For years, detectives followed leads in the case, but arrested no one. Then, in 2001, Duran’s second ex-husband came forward with shotgun shells that allegedly were among Duran’s belongings and, FBI tests showed, were from the same batch used to kill Greg Kirkilie.
On Thursday, Carolee Kirkelie, Greg’s sister, called the expected plea bargain “a step, for once, in the right direction.”
After nearly a quarter-century with few answers in the case, she said it was difficult to believe “that we’re on the cusp of closure.”
Duran, 53, confessed to the shooting during an Oct. 12 interview with Corvallis police detectives in Oklahoma, where she had been living.
“After I gave him a hug and told him I loved him, I took the gun and put it between the shelves … and shot him,” Duran said, according to a transcript of the interview.
She also told the detectives that, just after the June 10, 1982, murder, she began an affair with a Corvallis Police officer who was assigned to the case.
A Benton County grand jury charged Duran in October with one count of murder with a firearm.

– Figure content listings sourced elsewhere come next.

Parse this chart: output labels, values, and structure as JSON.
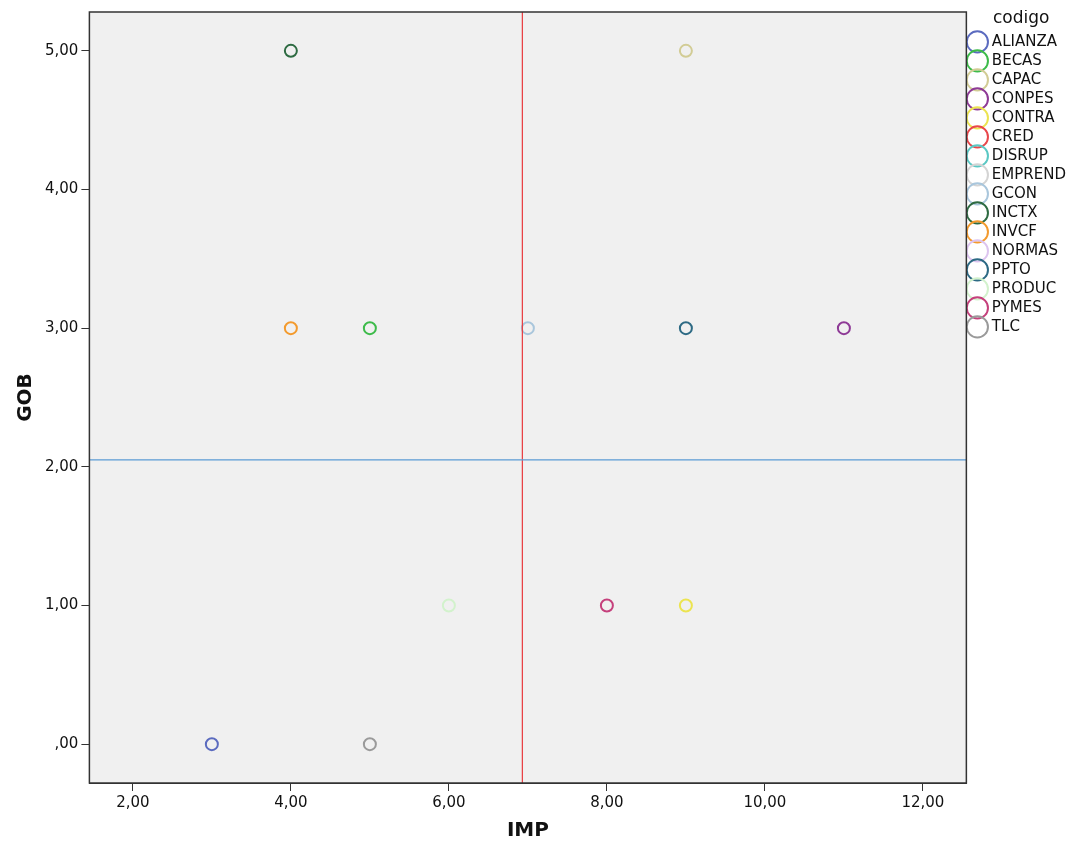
{
  "chart_data": {
    "type": "scatter",
    "xlabel": "IMP",
    "ylabel": "GOB",
    "legend_title": "codigo",
    "legend": "right",
    "grid": false,
    "marker": "circle",
    "xlim": [
      1.45,
      12.55
    ],
    "ylim": [
      -0.28,
      5.28
    ],
    "xticks": [
      {
        "value": 2,
        "label": "2,00"
      },
      {
        "value": 4,
        "label": "4,00"
      },
      {
        "value": 6,
        "label": "6,00"
      },
      {
        "value": 8,
        "label": "8,00"
      },
      {
        "value": 10,
        "label": "10,00"
      },
      {
        "value": 12,
        "label": "12,00"
      }
    ],
    "yticks": [
      {
        "value": 0,
        "label": ",00"
      },
      {
        "value": 1,
        "label": "1,00"
      },
      {
        "value": 2,
        "label": "2,00"
      },
      {
        "value": 3,
        "label": "3,00"
      },
      {
        "value": 4,
        "label": "4,00"
      },
      {
        "value": 5,
        "label": "5,00"
      }
    ],
    "ref_lines": [
      {
        "axis": "x",
        "value": 6.93,
        "color": "#e8383d"
      },
      {
        "axis": "y",
        "value": 2.05,
        "color": "#5b9bd5"
      }
    ],
    "series": [
      {
        "name": "ALIANZA",
        "color": "#5b6bbf",
        "x": [
          3
        ],
        "values": [
          0
        ]
      },
      {
        "name": "BECAS",
        "color": "#3dbb4a",
        "x": [
          5
        ],
        "values": [
          3
        ]
      },
      {
        "name": "CAPAC",
        "color": "#d2cc95",
        "x": [
          9
        ],
        "values": [
          5
        ]
      },
      {
        "name": "CONPES",
        "color": "#8e3a96",
        "x": [
          11
        ],
        "values": [
          3
        ]
      },
      {
        "name": "CONTRA",
        "color": "#ece450",
        "x": [
          9
        ],
        "values": [
          1
        ]
      },
      {
        "name": "CRED",
        "color": "#e8474b"
      },
      {
        "name": "DISRUP",
        "color": "#5ac8c4"
      },
      {
        "name": "EMPREND",
        "color": "#d4d4d4"
      },
      {
        "name": "GCON",
        "color": "#a9c6dc",
        "x": [
          7
        ],
        "values": [
          3
        ]
      },
      {
        "name": "INCTX",
        "color": "#2e6b42",
        "x": [
          4
        ],
        "values": [
          5
        ]
      },
      {
        "name": "INVCF",
        "color": "#f39a2d",
        "x": [
          4
        ],
        "values": [
          3
        ]
      },
      {
        "name": "NORMAS",
        "color": "#dcc4ef"
      },
      {
        "name": "PPTO",
        "color": "#2d6a84",
        "x": [
          9
        ],
        "values": [
          3
        ]
      },
      {
        "name": "PRODUC",
        "color": "#d2f2cc",
        "x": [
          6
        ],
        "values": [
          1
        ]
      },
      {
        "name": "PYMES",
        "color": "#c5407c",
        "x": [
          8
        ],
        "values": [
          1
        ]
      },
      {
        "name": "TLC",
        "color": "#9a9a9a",
        "x": [
          5
        ],
        "values": [
          0
        ]
      }
    ]
  }
}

Duran, who pleaded not guilty in November, is being held in the Benton County jail.
She told detectives that her husband had been abusive, but authorities said last year that they suspect a financial motive in the shooting. Duran kept track of the family’s finances, and $25,000 had disappeared from two bank accounts. Greg Kirkelie was scheduled to meet with an attorney to get to the bottom of the matter the day he was killed.
Duran’s lawyers filed a motion in February to suppress her statements, arguing that she had been duped into confessing and that she had not been read her Miranda rights until after she talked.
Attorneys began arguing the matter April 24 before a circuit court judge. A hearing on the issue was expected to resume Thursday.
But, shortly before Thursday’s hearing, lawyers disappeared into Judge David Connell’s chambers. The attorneys surfaced again a short time later, and Connell set a date for later this month to formalize the plea bargain.
Pat Birmingham, one of the Portland attorneys representing Duran, said he had discussed a plea bargain with the district attorney’s office early in the case. The possibility arose again last week, he said.
He declined to say whether his motion to suppress Duran’s statements played a role in the deal.
“A lot of times plea agreements are met the night before trial or after litigation has taken place,” he said.